The analyst consensus is Strong Buy with a target price of $221.
GP Solutions (OTC:GWPD), is not really a cannabis stock at all, but is positioned to parallel the market's strong growth.
The company is a leading developer of automated micro-farms, and sells its "GrowPods" globally.
The company recently announced that it struck a licensing deal with Micro Lab Farms, which sells the GrowPods exclusively to the cannabis sector.
GrowPods are finely tuned, automated, transportable and scalable micro-farms that have been shown to grow all types of crops, including cannabis, at a faster rate than conventional means of agriculture.
GrowPods allow cultivation to take place year-round, which maximizes ROI. The systems are sealed from outside pathogens, contaminants, pesticides and chemicals, and produce clean and robust crops.
GP Solutions was recently named one of the top 7 vertical farming companies in America.
And if the growth in the cannabis sector isn't enough, the vertical farming market will grow to $3 billion by 2024, from virtually nothing a few years ago.
Accordingly, this company is enjoying growth from multiple sectors.
The company is young, lean, and with lots of potential, but since it is a relative newcomer, it doesn't have a long history of stock performance... so if you are the type of investor that likes to read the technicals, it will be a short scan.
The bottom line is that with a foot in two rapidly growing markets, and technically superior products, GP Solutions is poised for tremendous growth.
It's a good sign when the CEO your company terminated, still buys more of your stock.
Bruce Linton says he bought more stock in Canopy Growth (NYSE:CGC) (TSE:WEED) — even though the cannabis company he co-founded fired him earlier this summer.
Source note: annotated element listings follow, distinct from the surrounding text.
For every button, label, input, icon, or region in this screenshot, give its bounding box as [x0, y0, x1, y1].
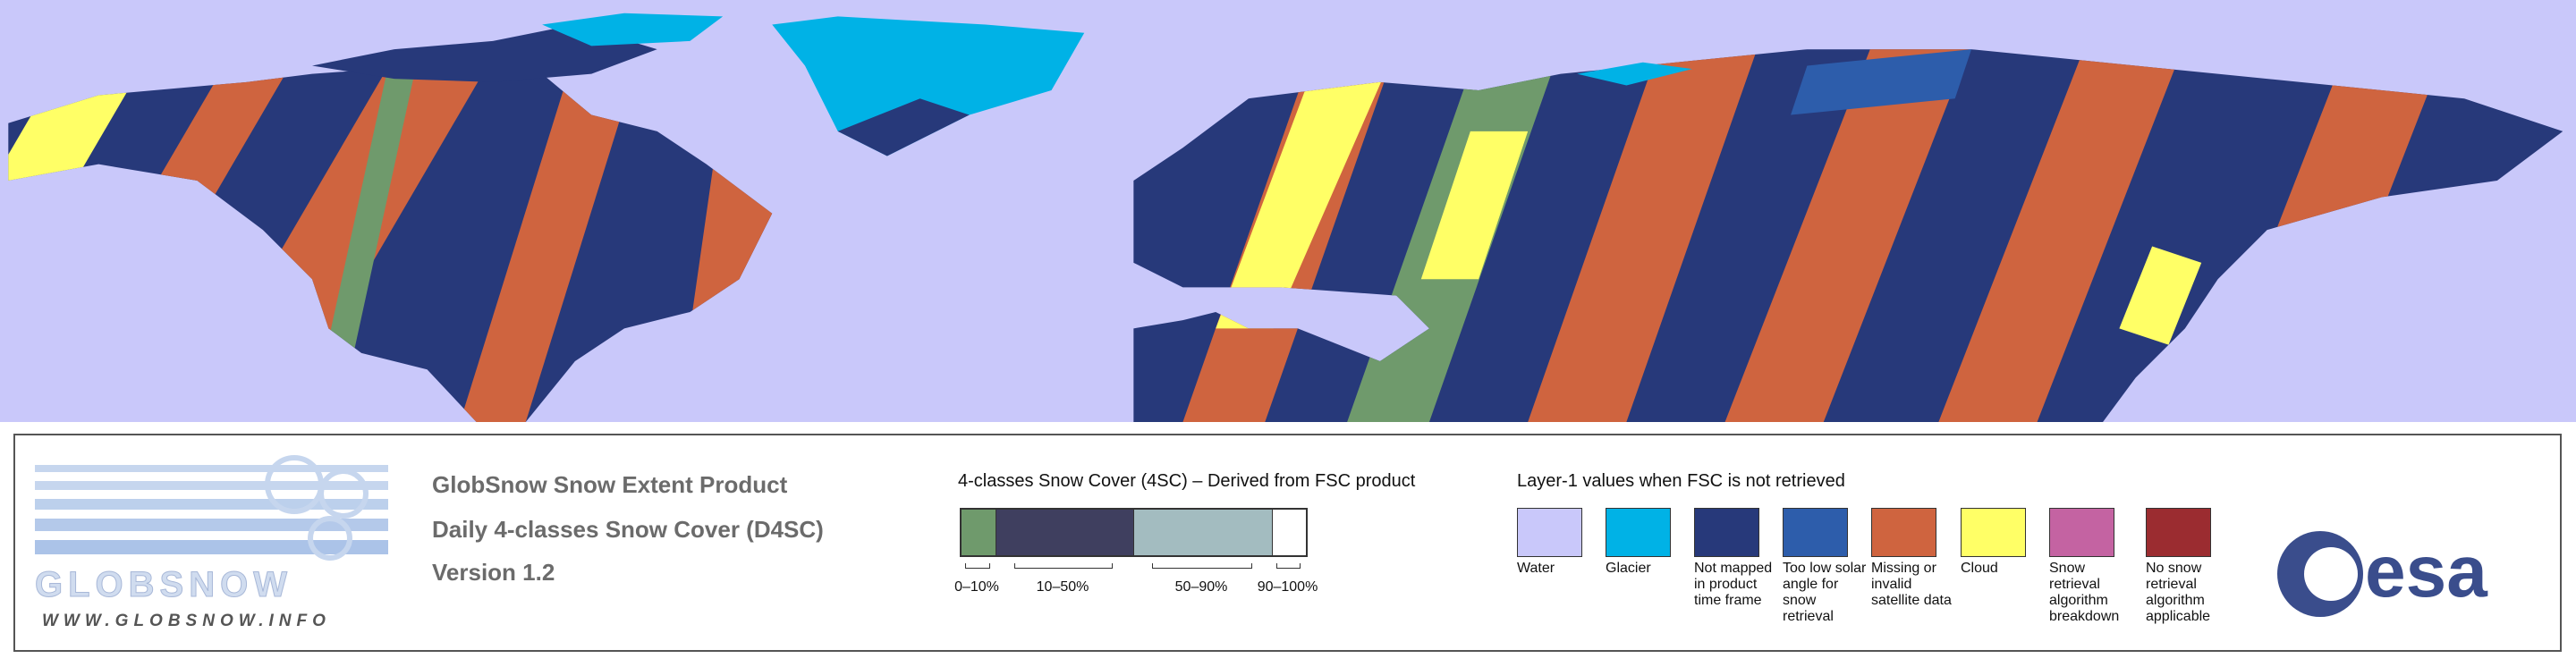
- snow-class-bracket: [1275, 563, 1301, 569]
- snow-class-label: 50–90%: [1174, 579, 1228, 595]
- cloud-band: [1420, 131, 1529, 280]
- logo-url: WWW.GLOBSNOW.INFO: [42, 612, 331, 630]
- cloud-band: [1216, 65, 1389, 329]
- layer1-label: Too low solar angle for snow retrieval: [1783, 561, 1867, 624]
- layer1-label: Not mapped in product time frame: [1694, 561, 1773, 608]
- missing-band: [1938, 49, 2202, 422]
- missing-band: [1724, 49, 1988, 422]
- missing-band: [1528, 49, 1775, 422]
- layer1-swatch: [1961, 508, 2026, 557]
- arctic-ice: [542, 13, 724, 46]
- globsnow-logo: GLOBSNOW WWW.GLOBSNOW.INFO: [35, 455, 388, 630]
- greenland-unmapped: [837, 98, 970, 156]
- layer1-swatch: [1606, 508, 1671, 557]
- layer1-swatch: [1871, 508, 1936, 557]
- layer1-title: Layer-1 values when FSC is not retrieved: [1517, 471, 1845, 491]
- legend-panel: GLOBSNOW WWW.GLOBSNOW.INFO GlobSnow Snow…: [13, 434, 2562, 652]
- layer1-label: Glacier: [1606, 561, 1651, 576]
- snow-class-swatch: [996, 510, 1134, 555]
- product-version: Version 1.2: [432, 559, 555, 586]
- layer1-swatch: [2049, 508, 2114, 557]
- esa-text: esa: [2365, 531, 2488, 612]
- snow-cover-title: 4-classes Snow Cover (4SC) – Derived fro…: [958, 471, 1416, 491]
- layer1-label: Snow retrieval algorithm breakdown: [2049, 561, 2120, 624]
- logo-text: GLOBSNOW: [35, 565, 292, 604]
- greenland: [772, 16, 1085, 156]
- cloud-patch: [2119, 246, 2202, 345]
- snow-class-label: 90–100%: [1257, 579, 1318, 595]
- snow-band: [320, 49, 431, 378]
- layer1-swatch: [1694, 508, 1759, 557]
- snow-class-bracket: [964, 563, 991, 569]
- layer1-label: Water: [1517, 561, 1555, 576]
- arctic-ice: [1577, 62, 1692, 86]
- layer1-label: No snow retrieval algorithm applicable: [2146, 561, 2211, 624]
- layer1-label: Cloud: [1961, 561, 1998, 576]
- arctic-islands: [311, 24, 657, 82]
- snow-class-label: 0–10%: [954, 579, 999, 595]
- product-title: GlobSnow Snow Extent Product: [432, 471, 788, 498]
- low-sun-area: [1791, 49, 1972, 115]
- snow-class-swatch: [1273, 510, 1306, 555]
- map: [0, 0, 2576, 422]
- snow-class-bracket: [1014, 563, 1113, 569]
- layer1-swatch: [2146, 508, 2211, 557]
- layer1-swatch: [1783, 508, 1848, 557]
- layer1-swatch: [1517, 508, 1582, 557]
- layer1-label: Missing or invalid satellite data: [1871, 561, 1952, 608]
- snow-class-label: 10–50%: [1036, 579, 1089, 595]
- snow-class-bracket: [1152, 563, 1252, 569]
- snow-class-swatch: [1133, 510, 1274, 555]
- snow-cover-bar: [960, 508, 1308, 557]
- snow-class-swatch: [962, 510, 996, 555]
- product-subtitle: Daily 4-classes Snow Cover (D4SC): [432, 516, 824, 543]
- esa-logo: esa: [2277, 531, 2488, 617]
“It was a right time for them to make the change, and it was the right time to buy the stock,” Linton said Tuesday in an interview with CNBC. “We have an awesome team there, and when it’s cheap you buy more,” he said.
Canopy, the world’s largest publicly traded cannabis company by market value, announced in July that Linton was removed as co-chief executive officer and a member of the board. Linton called into CNBC later that morning and said he was fired.
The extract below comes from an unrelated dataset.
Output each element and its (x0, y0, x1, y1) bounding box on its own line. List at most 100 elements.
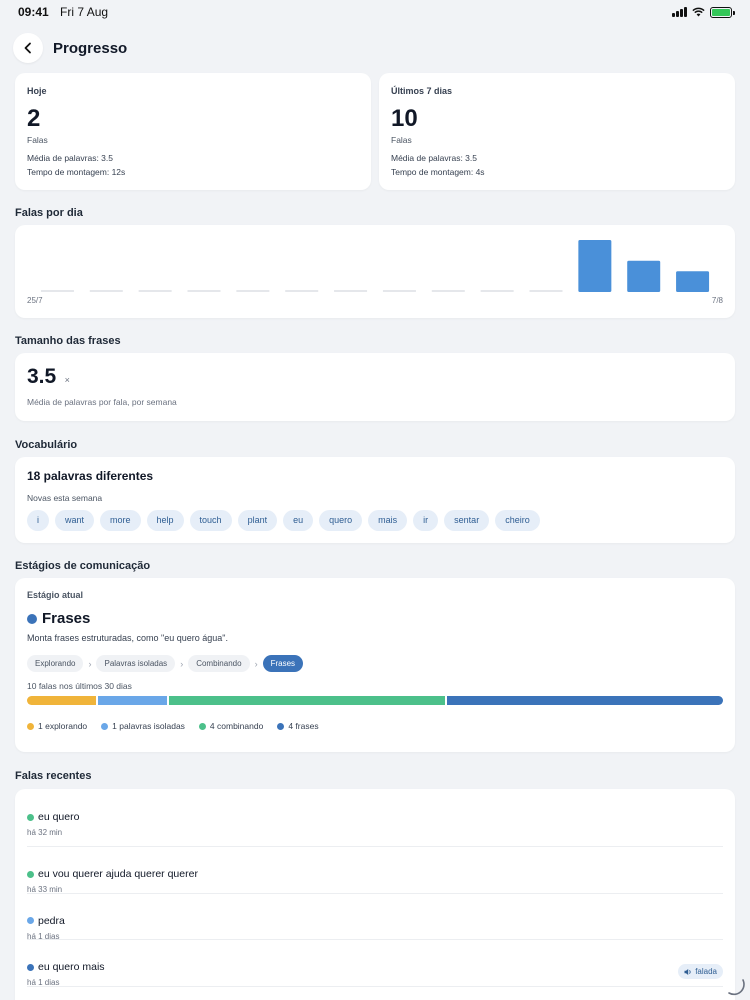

“I think stepping down might not be the right phrase,” he said, referring to the language in the company press release. “I was terminated.”
Linton had suggested that Constellation Brands, Canopy’s largest shareholder, wanted a leadership change. Constellation said at the time that the company fully supports the decision to appoint Mark Zekulin, who had been co-CEO with Linton, as Canopy’s sole CEO.
Canopy shares have struggled since Linton’s departure, sliding last week on disappointing quarterly results. Linton said Tuesday people “misunderstood” the quarter.
“There’s this big headline number, but when I look at stocks and look at quarterly announcements, I really don’t care about the noncash affecting things. ... I just look at the actual losses and where they spent their money. It wasn’t that big, and what they spent it on was intellectual property and growth,” he said.
Canopy Growth has lost 15.3% of its stock value since it reported its first-quarter earnings on August 14. For the quarter, the company missed analysts’ top-line and bottom-line expectations.
In April, Canopy Growth reached a high of 70.71 Canadian dollars. Since then, the stock has experienced downward momentum. Canopy Growth stock has fallen 1.5% YTD (year-to-date) as of Tuesday. However, many analysts believe it will soon turn around.
Alliance Global cut the target price for the stock to $55 Canadian dollars from $67 Canadian dollars with a “buy” rating. Cowen and Company cut the target price to $48 Canadian dollars from $82 Canadian dollars with a “outperform” rating. PI Financial reduced the target price to $50 Canadian dollars from $80 Canadian dollars with a “buy” rating.
This presents a buying opportunity for those willing to risk a bit of downside to achieve some upside.